A família, ao procurar médicos e especialistas, recebeu o diagnóstico de uma deficiência rara na produção do hormônio do crescimento.

A partir dali, para conseguir ter uma altura normal e continuar jogando, o pequeno Lionel teve que encarar uma rotina dolorosa. Todos os dias, ele precisava tomar injeções nas pernas, somando mais de duas mil agulhadas durante a infância.
E como se a dor física não bastasse, ele ainda enfrentou dificuldades financeiras. O tratamento era caríssimo e, bem no meio de uma grave crise econômica no país, a família quase precisou interromper tudo — principalmente porque o time local se recusou a ajudar com os custos.
Com o sonho de jogar futebol por um fio, foi a providência que mudou o rumo da história. Através de um teste, o Barcelona viu o talento daquele garoto, decidiu pagar o tratamento e levou a família para a Espanha.
E foi justamente neste momento em que tudo fez sentido. Todo aquele sacrifício no início da carreira forjou o homem que vemos hoje em campo.
Estamos acostumados a ver o futebol cheio de vaidade, com jogadores que se acham o centro do universo. O Messi, por sua vez, se mostra um pouco diferente disso.
Para a grande mídia, a bênção nas chuteiras pode parecer só uma superstição de vestiário. Mas para quem compartilha da mesma fé, o recado é claro: é o trabalhador consagrando o seu instrumento de ofício a Deus.

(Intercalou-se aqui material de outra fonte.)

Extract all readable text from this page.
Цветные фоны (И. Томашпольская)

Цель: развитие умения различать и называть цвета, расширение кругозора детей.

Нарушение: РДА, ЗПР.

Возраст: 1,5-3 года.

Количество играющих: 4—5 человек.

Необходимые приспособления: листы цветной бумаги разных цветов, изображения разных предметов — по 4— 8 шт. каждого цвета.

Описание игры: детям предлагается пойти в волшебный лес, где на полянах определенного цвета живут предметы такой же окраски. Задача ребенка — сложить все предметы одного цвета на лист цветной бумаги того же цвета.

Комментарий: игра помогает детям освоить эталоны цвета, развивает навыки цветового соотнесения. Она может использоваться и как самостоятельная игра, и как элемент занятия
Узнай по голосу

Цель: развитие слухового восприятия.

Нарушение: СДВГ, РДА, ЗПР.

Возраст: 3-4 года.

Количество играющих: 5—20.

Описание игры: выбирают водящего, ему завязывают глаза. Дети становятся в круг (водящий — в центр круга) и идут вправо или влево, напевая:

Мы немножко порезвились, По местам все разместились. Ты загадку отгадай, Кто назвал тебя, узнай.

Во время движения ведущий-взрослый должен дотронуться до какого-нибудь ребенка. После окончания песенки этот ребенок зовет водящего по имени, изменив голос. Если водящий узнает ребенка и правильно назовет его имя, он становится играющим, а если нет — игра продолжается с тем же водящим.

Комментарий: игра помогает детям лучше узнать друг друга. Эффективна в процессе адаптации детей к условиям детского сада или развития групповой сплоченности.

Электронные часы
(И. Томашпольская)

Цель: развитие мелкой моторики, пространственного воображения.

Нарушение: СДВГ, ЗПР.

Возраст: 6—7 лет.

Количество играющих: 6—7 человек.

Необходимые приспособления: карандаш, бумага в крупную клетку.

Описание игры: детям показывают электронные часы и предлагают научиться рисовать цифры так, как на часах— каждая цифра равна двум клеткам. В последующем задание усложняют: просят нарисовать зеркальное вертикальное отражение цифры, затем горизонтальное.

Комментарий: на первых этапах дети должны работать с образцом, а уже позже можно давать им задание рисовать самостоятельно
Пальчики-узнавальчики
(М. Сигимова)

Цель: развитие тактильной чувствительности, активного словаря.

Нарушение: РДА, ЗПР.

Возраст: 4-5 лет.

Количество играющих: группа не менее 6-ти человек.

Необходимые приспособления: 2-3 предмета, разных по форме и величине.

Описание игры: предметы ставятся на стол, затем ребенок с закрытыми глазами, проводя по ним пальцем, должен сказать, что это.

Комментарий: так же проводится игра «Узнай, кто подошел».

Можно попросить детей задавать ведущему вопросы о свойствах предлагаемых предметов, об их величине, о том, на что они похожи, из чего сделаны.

Certa vez, em 2018, quando o jornalista argentino Sebastián Vignolo perguntou-lhe como fazia para manter a bola “presa” ao pé, Messi respondeu:
“Desde pequeno fui assim. Não fiz nada. Foi Deus quem me fez jogar assim, quem me deu esse dom, disso não tenho dúvidas. Ele me escolheu. Obviamente, depois fiz todo o possível para tentar me aprimorar e poder ter sucesso. Mas, obviamente, sem a ajuda dele, não teria chegado a lugar nenhum.”
Lionel Messi sabe que o talento é um presente. Ele tem a lucidez de entender que não é o dono do próprio dom, mas apenas o administrador. E é essa consciência — a de saber exatamente quem ele é diante do Criador — que o mantém com os pés firmes no chão, mesmo quando o mundo inteiro tenta colocá-lo no lugar de Deus.